An 87-year-old institution, Ming Chwan Junior High School in Keelung City’s Renai District (仁愛), is not only renowned for its history, but also for the variety of decades-old animal specimens that it proudly displays.
The school’s students are able to observe up close the more than 40 types of well-preserved animal specimens on exhibit at the school. The specimens range from protected animals such as Formosan black bears, Formosan blue magpies and Swinhoe’s pheasants to more common animals such as Formosan hares, Formosan Reeve’s muntjacs and hawks.
Former equipment section chief Chen Chun-cheng (陳俊成), who started working at the institution in 1989, said he was told by a senior colleague that the school’s rich collection of specimens was procured between 1951 and 1959 with money lent by the US government.
“One must properly preserve these legacies passed down by our forebears,” Chen quoted his colleague as saying when the latter handed him the keys to the cabinet with many transparent containers storing the “treasures.”
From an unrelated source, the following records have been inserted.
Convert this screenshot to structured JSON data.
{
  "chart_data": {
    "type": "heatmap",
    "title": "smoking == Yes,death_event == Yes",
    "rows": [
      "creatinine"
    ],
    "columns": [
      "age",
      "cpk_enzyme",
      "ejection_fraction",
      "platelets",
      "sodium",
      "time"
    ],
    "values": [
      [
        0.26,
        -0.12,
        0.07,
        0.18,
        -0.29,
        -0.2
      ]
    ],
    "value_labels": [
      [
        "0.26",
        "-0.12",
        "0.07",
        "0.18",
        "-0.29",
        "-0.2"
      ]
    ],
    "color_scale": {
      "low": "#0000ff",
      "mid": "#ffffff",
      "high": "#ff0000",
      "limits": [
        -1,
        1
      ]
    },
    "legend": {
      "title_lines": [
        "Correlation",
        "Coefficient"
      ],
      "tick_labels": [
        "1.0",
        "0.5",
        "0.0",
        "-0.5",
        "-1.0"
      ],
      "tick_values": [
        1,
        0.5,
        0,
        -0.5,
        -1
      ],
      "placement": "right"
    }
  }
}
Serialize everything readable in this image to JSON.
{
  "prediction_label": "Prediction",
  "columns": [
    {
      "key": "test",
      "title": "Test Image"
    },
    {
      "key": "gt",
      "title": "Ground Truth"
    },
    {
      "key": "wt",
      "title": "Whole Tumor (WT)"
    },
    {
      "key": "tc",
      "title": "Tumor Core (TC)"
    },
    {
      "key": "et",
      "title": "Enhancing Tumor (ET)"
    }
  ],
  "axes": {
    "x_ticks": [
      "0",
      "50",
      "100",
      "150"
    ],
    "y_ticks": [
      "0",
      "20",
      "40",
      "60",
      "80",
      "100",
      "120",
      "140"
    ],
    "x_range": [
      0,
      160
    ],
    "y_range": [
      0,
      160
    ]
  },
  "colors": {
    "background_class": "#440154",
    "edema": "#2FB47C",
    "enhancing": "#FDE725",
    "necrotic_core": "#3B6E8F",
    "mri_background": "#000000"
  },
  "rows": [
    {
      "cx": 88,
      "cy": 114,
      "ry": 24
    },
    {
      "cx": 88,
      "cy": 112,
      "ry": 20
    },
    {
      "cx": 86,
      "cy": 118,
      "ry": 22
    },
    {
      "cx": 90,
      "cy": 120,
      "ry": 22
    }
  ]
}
Chen said the school also had samples of various animals and organs preserved in formaldehyde. They were great teaching aids that helped students to better understand animals’ physical structure by comparing the specimens with images in their biology textbooks.
In an effort to protect the delicate samples from damage, a fundraising drive was held in 1998 by the then-school principal Lo Hui-chieh (駱惠傑), who subsequently entrusted a number of professors from National Taiwan Ocean University to do routine maintenance work on the specimens, Chen said.
The school’s acting principal, Cheng Chih-feng (鄭志峰), said that students currently have access to a variety of DVDs introducing them to nature and its creatures, but they could not compare to closely observing animal samples.
Saying it was “awesome” for the school to boast a Formosan black bear specimen, a ninth-grader, surnamed Chen, said that he was amazed to see the stuffed bear in his first biology class at the school.